The main purpose of the expedition was to study mesopelagic fish (midwater fish that live at depths of more than 100 metres), and how they detect and use bioluminescence (self generated light) to survive at these depths.
Working with teams of scientists from the United Kingdom, the United States, Japan, Germany and other parts of Australia, 20 trawls were undertaken at depths ranging from 100 metres to 1700 metres.
The trawls used a special net – the Midwater Trawl Net (Tucker Trawl) – developed and constructed by the Harbor Branch Oceanographic Institute in Florida and the University of Queensland under the Australian Research Council’s Deep Australia research grant in which Professor Collin is a Chief Investigator.
“It is suspected that at least three new fish species may have been discovered but this awaits verification by the experts on board from the Australian and Victorian museums,” Professor Collin said.
Professor Collin and Ms de Busserolles are particularly interested in how lanternfishes (or myctophids) travel big distances vertically each day from the relatively stable – but lightless – conditions at 1000 metres below the surface, to the upper water layers that are sunlight-dependent. Typically, the pineal organ in the brain controls the diurnal (daytime) activity patterns of most animals, including humans.

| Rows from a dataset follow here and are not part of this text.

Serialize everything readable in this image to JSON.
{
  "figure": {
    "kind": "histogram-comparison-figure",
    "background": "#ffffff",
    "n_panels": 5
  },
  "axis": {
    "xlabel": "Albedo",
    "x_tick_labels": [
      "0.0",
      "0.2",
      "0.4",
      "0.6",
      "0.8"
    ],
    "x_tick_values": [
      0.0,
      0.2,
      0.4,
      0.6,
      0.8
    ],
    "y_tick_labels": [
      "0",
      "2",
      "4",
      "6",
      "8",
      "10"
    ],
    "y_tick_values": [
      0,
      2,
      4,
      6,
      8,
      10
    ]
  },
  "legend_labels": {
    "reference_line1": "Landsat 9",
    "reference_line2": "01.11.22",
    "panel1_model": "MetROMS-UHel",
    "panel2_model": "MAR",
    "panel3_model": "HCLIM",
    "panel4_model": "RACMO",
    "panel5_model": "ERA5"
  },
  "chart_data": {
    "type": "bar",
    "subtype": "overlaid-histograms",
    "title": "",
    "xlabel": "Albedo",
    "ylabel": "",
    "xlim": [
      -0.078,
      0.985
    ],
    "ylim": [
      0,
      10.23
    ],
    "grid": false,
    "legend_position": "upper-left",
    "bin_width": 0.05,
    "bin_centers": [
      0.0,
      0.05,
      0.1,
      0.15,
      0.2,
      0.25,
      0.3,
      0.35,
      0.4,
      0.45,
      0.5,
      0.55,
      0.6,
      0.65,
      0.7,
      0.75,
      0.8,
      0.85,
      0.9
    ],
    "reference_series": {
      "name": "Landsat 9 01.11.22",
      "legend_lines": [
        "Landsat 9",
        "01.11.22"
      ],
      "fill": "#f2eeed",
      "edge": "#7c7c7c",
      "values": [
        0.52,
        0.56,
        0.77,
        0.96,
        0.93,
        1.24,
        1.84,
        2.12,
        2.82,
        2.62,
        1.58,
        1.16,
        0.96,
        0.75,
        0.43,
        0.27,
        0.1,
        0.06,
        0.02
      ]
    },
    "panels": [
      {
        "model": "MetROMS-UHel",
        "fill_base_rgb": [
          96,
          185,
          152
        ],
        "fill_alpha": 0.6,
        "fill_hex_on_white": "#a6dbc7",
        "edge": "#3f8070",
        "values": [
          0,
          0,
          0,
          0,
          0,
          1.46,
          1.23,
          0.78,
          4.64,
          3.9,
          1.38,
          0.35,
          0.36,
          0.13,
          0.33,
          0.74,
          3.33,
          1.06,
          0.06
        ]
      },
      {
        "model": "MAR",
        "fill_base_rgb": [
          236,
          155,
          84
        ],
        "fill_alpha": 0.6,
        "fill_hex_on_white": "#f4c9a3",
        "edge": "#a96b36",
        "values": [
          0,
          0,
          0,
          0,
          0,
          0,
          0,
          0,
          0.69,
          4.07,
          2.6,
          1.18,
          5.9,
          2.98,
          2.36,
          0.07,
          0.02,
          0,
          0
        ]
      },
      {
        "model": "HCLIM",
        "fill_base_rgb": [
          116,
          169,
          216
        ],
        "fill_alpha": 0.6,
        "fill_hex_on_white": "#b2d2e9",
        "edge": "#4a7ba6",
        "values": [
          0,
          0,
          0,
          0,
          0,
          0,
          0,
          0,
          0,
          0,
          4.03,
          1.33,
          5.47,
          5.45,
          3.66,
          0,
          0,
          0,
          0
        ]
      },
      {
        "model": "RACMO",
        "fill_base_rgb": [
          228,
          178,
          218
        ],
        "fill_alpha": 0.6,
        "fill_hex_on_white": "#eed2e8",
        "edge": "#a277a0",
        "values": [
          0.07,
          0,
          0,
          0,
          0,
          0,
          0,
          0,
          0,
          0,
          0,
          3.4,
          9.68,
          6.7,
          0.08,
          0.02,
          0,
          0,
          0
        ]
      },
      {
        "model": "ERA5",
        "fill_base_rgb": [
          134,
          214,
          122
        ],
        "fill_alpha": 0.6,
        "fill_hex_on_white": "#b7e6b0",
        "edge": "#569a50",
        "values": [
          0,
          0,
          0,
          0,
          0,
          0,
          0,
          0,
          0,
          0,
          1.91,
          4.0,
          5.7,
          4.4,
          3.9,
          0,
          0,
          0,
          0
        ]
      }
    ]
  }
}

“But how do these deep-sea fishes manage to migrate upwards nearly 1000 metres every night to feed in the nutrient rich upper water layers when there is little or no sunlight to signal night and day?” said Professor Collin.
“We’re interested in what the function of the pineal is in the deep sea and whether these image-forming eyes also play a role in setting their circadian (daily) rhythms.”
As depth increases, the selection pressures to retain image-forming eyes is large and although many species have risen to the challenge and possess large specialised eyes, others appear to have become degenerate or at least so small as to render them inefficient.
The seemingly degenerate eyes may take the form of small, aspheric globes or simply patches of light sensitive tissue over the head. However, very little is known about the extent of visual loss experienced by these small eyes and patches of photo-receptive tissue and the environmental pressures (or signals) that initiate their loss of visual function.
“This research will potentially identify the barely essential neural elements that a simple visual system needs to operate,” Professor Collin said.
“It is the first time that such a wide array of different methods has been applied as an integrative approach for the investigation of sensory systems in deep-sea fish.”
The research is part of a large integrated study of the evolution and development of light detection in both shallow water and deep-sea organisms funded by UWA, the Australian Research Council, Deep Ocean Australia and the German Science Foundation.